О том, что Тимофей решил посетить родных покойника и сам сообщить им нерадостную весть, Данилка догадался, когда Озорной остановил Лихого перед запертыми воротами и раза два несильно бухнул в них пудовым кулаком.
Мужик, выглянувший сверху, конюха признал.
– Не ко времени, брат, – сказал он. – У нас тут Терентьева Ефросиньица бабье дело исправляет… Прости – не до тебя.
– Уж точно, что не ко времени, – согласился Тимофей. – Однако вызови мне ну хоть Федора Афанасьевича, коли он тут. Или Кузьму Афанасьевича. Дело есть важное.
– Ни того и ни другого нет.
– Ну так пошли за ними кого!
– Что же ты их в лавках поискать не хочешь? Они оба каждый в своих сидят.
– А то и не хочу, что незачем нам в тех местах появляться, – отвечал, проявляя осторожность, Озорной. – Мы-то, чай, по государеву делу посланы и должны немедля в Коломенское быть. А коли нас неподалеку от Кремля, возле Гостиного двора, знакомцы приметят да подьячим нашим донесут? Ни к чему это.
– Да что за дело-то к ним?
– Говорю же – важное! – раздраженно отвечал Тимофей.
И Данилка понимал – нужно, не тратя зря времени, подготовить родных к прибытию телеги с трупом, а дворовый мужик, вконец обленившись, не хочет даже голоса поднять – крикнуть кого-то из парнишек, послать за хозяйским братом.
И тут Озорному с Данилкой повезло.
Со стороны Лубянки показались трое конных. Они приближались неспешной рысцой, а Тимофей привстал в стременах, вгляделся – да и замахал рукой.
– Слава те Господи! Они! Федор с Кузьмой!
– С Федотом! – поправил дворовый мужик и исчез – спустился отворить высокую калитку, которая как раз была удобна для всадника. Вот коли бы сани или колымага – не миновать распахивать тяжелые ворота…
Тимофей послал коня навстречу купцам.
– Гляди ты! Как родинный стол, так и ты в гости жаловать изволишь! – воскликнул старший из братьев, Федор Афанасьевич.

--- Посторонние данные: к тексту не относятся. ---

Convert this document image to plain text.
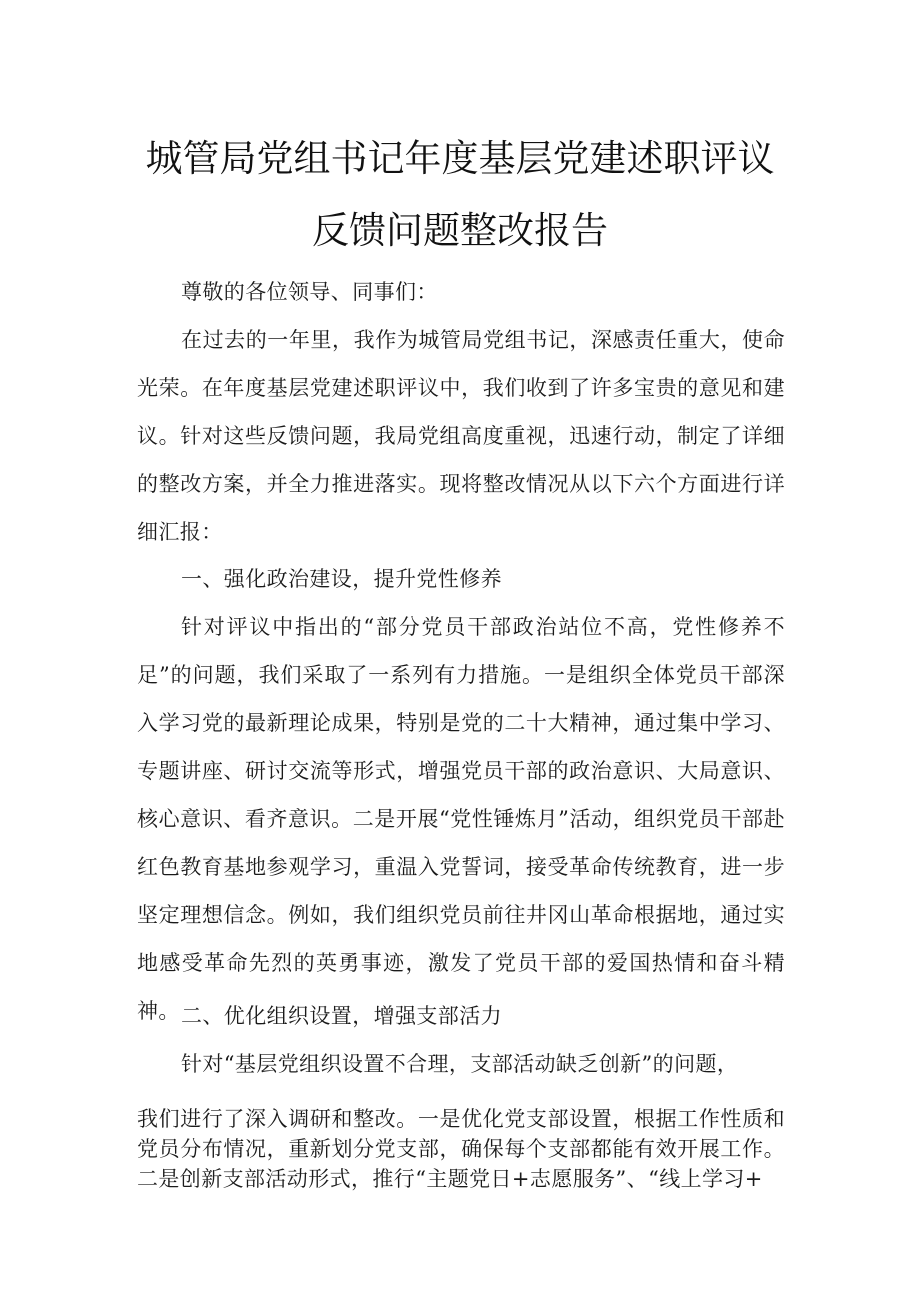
城管局党组书记年度基层党建述职评议
反馈问题整改报告

尊敬的各位领导、同事们：

在过去的一年里，我作为城管局党组书记，深感责任重大，使命光荣。在年度基层党建述职评议中，我们收到了许多宝贵的意见和建议。针对这些反馈问题，我局党组高度重视，迅速行动，制定了详细的整改方案，并全力推进落实。现将整改情况从以下六个方面进行详细汇报：

一、强化政治建设，提升党性修养

针对评议中指出的“部分党员干部政治站位不高，党性修养不足”的问题，我们采取了一系列有力措施。一是组织全体党员干部深入学习党的最新理论成果，特别是党的二十大精神，通过集中学习、专题讲座、研讨交流等形式，增强党员干部的政治意识、大局意识、核心意识、看齐意识。二是开展“党性锤炼月”活动，组织党员干部赴红色教育基地参观学习，重温入党誓词，接受革命传统教育，进一步坚定理想信念。例如，我们组织党员前往井冈山革命根据地，通过实地感受革命先烈的英勇事迹，激发了党员干部的爱国热情和奋斗精神。 二、优化组织设置，增强支部活力

针对“基层党组织设置不合理，支部活动缺乏创新”的问题，

我们进行了深入调研和整改。一是优化党支部设置，根据工作性质和党员分布情况，重新划分党支部，确保每个支部都能有效开展工作。二是创新支部活动形式，推行“主题党日+志愿服务”、“线上学习+
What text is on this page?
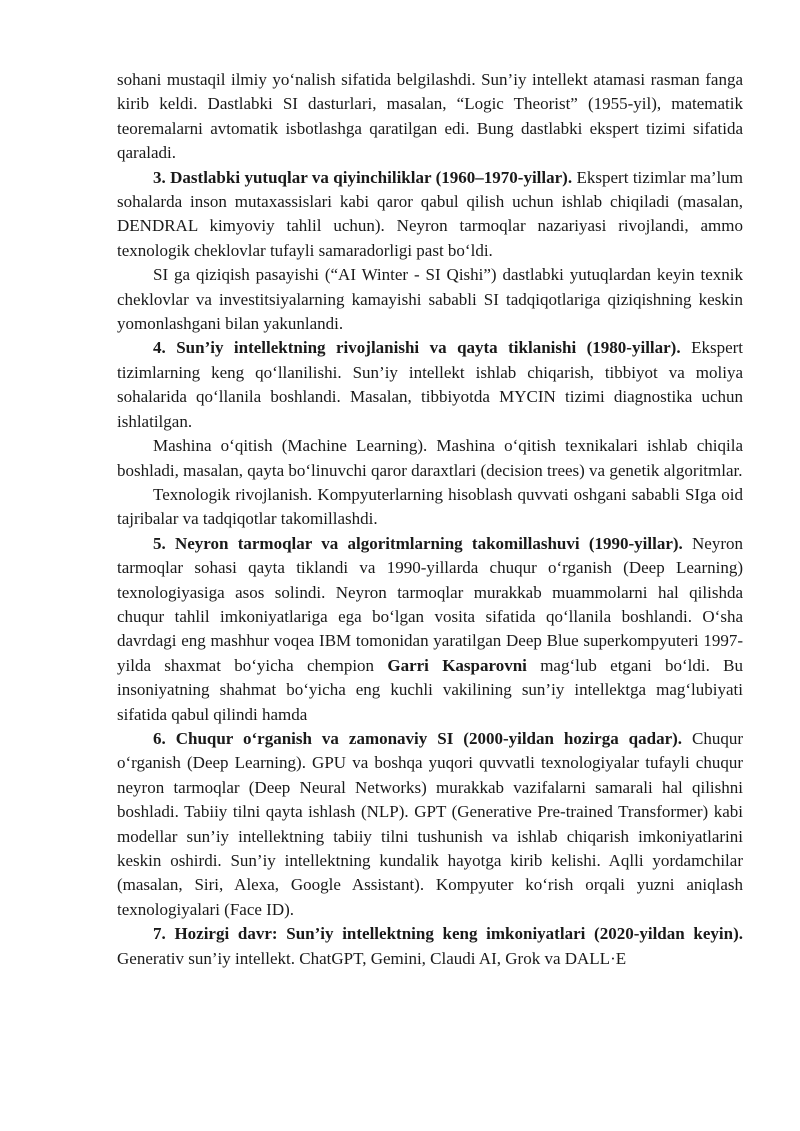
sohani mustaqil ilmiy yo‘nalish sifatida belgilashdi. Sun’iy intellekt atamasi rasman fanga kirib keldi. Dastlabki SI dasturlari, masalan, “Logic Theorist” (1955-yil), matematik teoremalarni avtomatik isbotlashga qaratilgan edi. Bung dastlabki ekspert tizimi sifatida qaraladi.

3. Dastlabki yutuqlar va qiyinchiliklar (1960–1970-yillar). Ekspert tizimlar ma’lum sohalarda inson mutaxassislari kabi qaror qabul qilish uchun ishlab chiqiladi (masalan, DENDRAL kimyoviy tahlil uchun). Neyron tarmoqlar nazariyasi rivojlandi, ammo texnologik cheklovlar tufayli samaradorligi past bo‘ldi.

SI ga qiziqish pasayishi (“AI Winter - SI Qishi”) dastlabki yutuqlardan keyin texnik cheklovlar va investitsiyalarning kamayishi sababli SI tadqiqotlariga qiziqishning keskin yomonlashgani bilan yakunlandi.

4. Sun’iy intellektning rivojlanishi va qayta tiklanishi (1980-yillar). Ekspert tizimlarning keng qo‘llanilishi. Sun’iy intellekt ishlab chiqarish, tibbiyot va moliya sohalarida qo‘llanila boshlandi. Masalan, tibbiyotda MYCIN tizimi diagnostika uchun ishlatilgan.

Mashina o‘qitish (Machine Learning). Mashina o‘qitish texnikalari ishlab chiqila boshladi, masalan, qayta bo‘linuvchi qaror daraxtlari (decision trees) va genetik algoritmlar.

Texnologik rivojlanish. Kompyuterlarning hisoblash quvvati oshgani sababli SIga oid tajribalar va tadqiqotlar takomillashdi.

5. Neyron tarmoqlar va algoritmlarning takomillashuvi (1990-yillar). Neyron tarmoqlar sohasi qayta tiklandi va 1990-yillarda chuqur o‘rganish (Deep Learning) texnologiyasiga asos solindi. Neyron tarmoqlar murakkab muammolarni hal qilishda chuqur tahlil imkoniyatlariga ega bo‘lgan vosita sifatida qo‘llanila boshlandi. O‘sha davrdagi eng mashhur voqea IBM tomonidan yaratilgan Deep Blue superkompyuteri 1997-yilda shaxmat bo‘yicha chempion Garri Kasparovni mag‘lub etgani bo‘ldi. Bu insoniyatning shahmat bo‘yicha eng kuchli vakilining sun’iy intellektga mag‘lubiyati sifatida qabul qilindi hamda

6. Chuqur o‘rganish va zamonaviy SI (2000-yildan hozirga qadar). Chuqur o‘rganish (Deep Learning). GPU va boshqa yuqori quvvatli texnologiyalar tufayli chuqur neyron tarmoqlar (Deep Neural Networks) murakkab vazifalarni samarali hal qilishni boshladi. Tabiiy tilni qayta ishlash (NLP). GPT (Generative Pre-trained Transformer) kabi modellar sun’iy intellektning tabiiy tilni tushunish va ishlab chiqarish imkoniyatlarini keskin oshirdi. Sun’iy intellektning kundalik hayotga kirib kelishi. Aqlli yordamchilar (masalan, Siri, Alexa, Google Assistant). Kompyuter ko‘rish orqali yuzni aniqlash texnologiyalari (Face ID).

7. Hozirgi davr: Sun’iy intellektning keng imkoniyatlari (2020-yildan keyin). Generativ sun’iy intellekt. ChatGPT, Gemini, Claudi AI, Grok va DALL·E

По летнему времени купец одет был вольно, лишь в алой рубахе и синей расстегнутой однорядке со многими петлицами, в желтых остроносых сапожках.
– Не с добром я, Федор Афанасьевич, – сразу показав, что не до веселья, отвечал Тимофей. – Не хочу посреди улицы говорить.
– Терешка? – хором спросили братья.
Озорной кивнул.
Очевидно, тут уже ждали дурной вести. Старший Горбов помолчал, шумно вздохнул, помотал крупной головой.
– М-м-м… О-ох… – негромко простонал он, направил коня к открытой калитке и махнул рукой – мол, все сюда.
За ним въехали Озорной с Данилкой, Федот и молодой парень, сопровождавший братьев. Дворовый мужик тут же захлопнул калитку, заложил засов и принял поводья хозяйского коня. Тимофей, спешившись, отдал поводья Данилке и еще показал рукой – мол, так и оставайся, долго тут не пробудем.
– Что с братом? – встав напротив конюха, строго и скорбно спросил Федор Афанасьевич.
– Я телегу нанял, его привезти. К вечеру, я чай, будет.
– Жив? – В глазах самого младшего, Федота, была надежда.
– Был бы жив, – хмуро отвечал Тимофей. – Кабы по лесам не слонялся…
Услышав это, Данилка даже рот приоткрыл. И точно – покойник-то сам туда, на поляну, пришел! Если бы его на дороге ножом в спину закололи, то в придорожных кустах бы и бросили! Какого же черта его так далеко оттащили?
И таскать мертвое тело – радость невелика, на руки только дорогого покойника возьмут, а такого, что собственноручно прирезан, – волоком, волоком… А трава там была непримятая! Словно бы вошел, раздвигая высокие травы, Терентий Горбов на поляну, встал посередке – да и рухнул…
Пока он об этом думал, Тимофей то же самое коротко рассказал – мол, обнаружили случайно на поляне.
– Да как же?… – чуть не плача, непонятно о чем спросил младший брат.
Тимофей, очевидно, понял вопрос по-своему.
– Вот, – Озорной указал на Данилку. – Кабы не он – лежать бы Терентию Афанасьевичу в том лесу и лежать! А его словно ангел Господень вел – вот нужно ему на ту поляну, хоть ты тресни! И привел его ангел, и указал…
Федор Афанасьевич повернулся к Данилке и в пояс ему поклонился.
– За то, что брата моего единокровного, любимого нашел и вывез!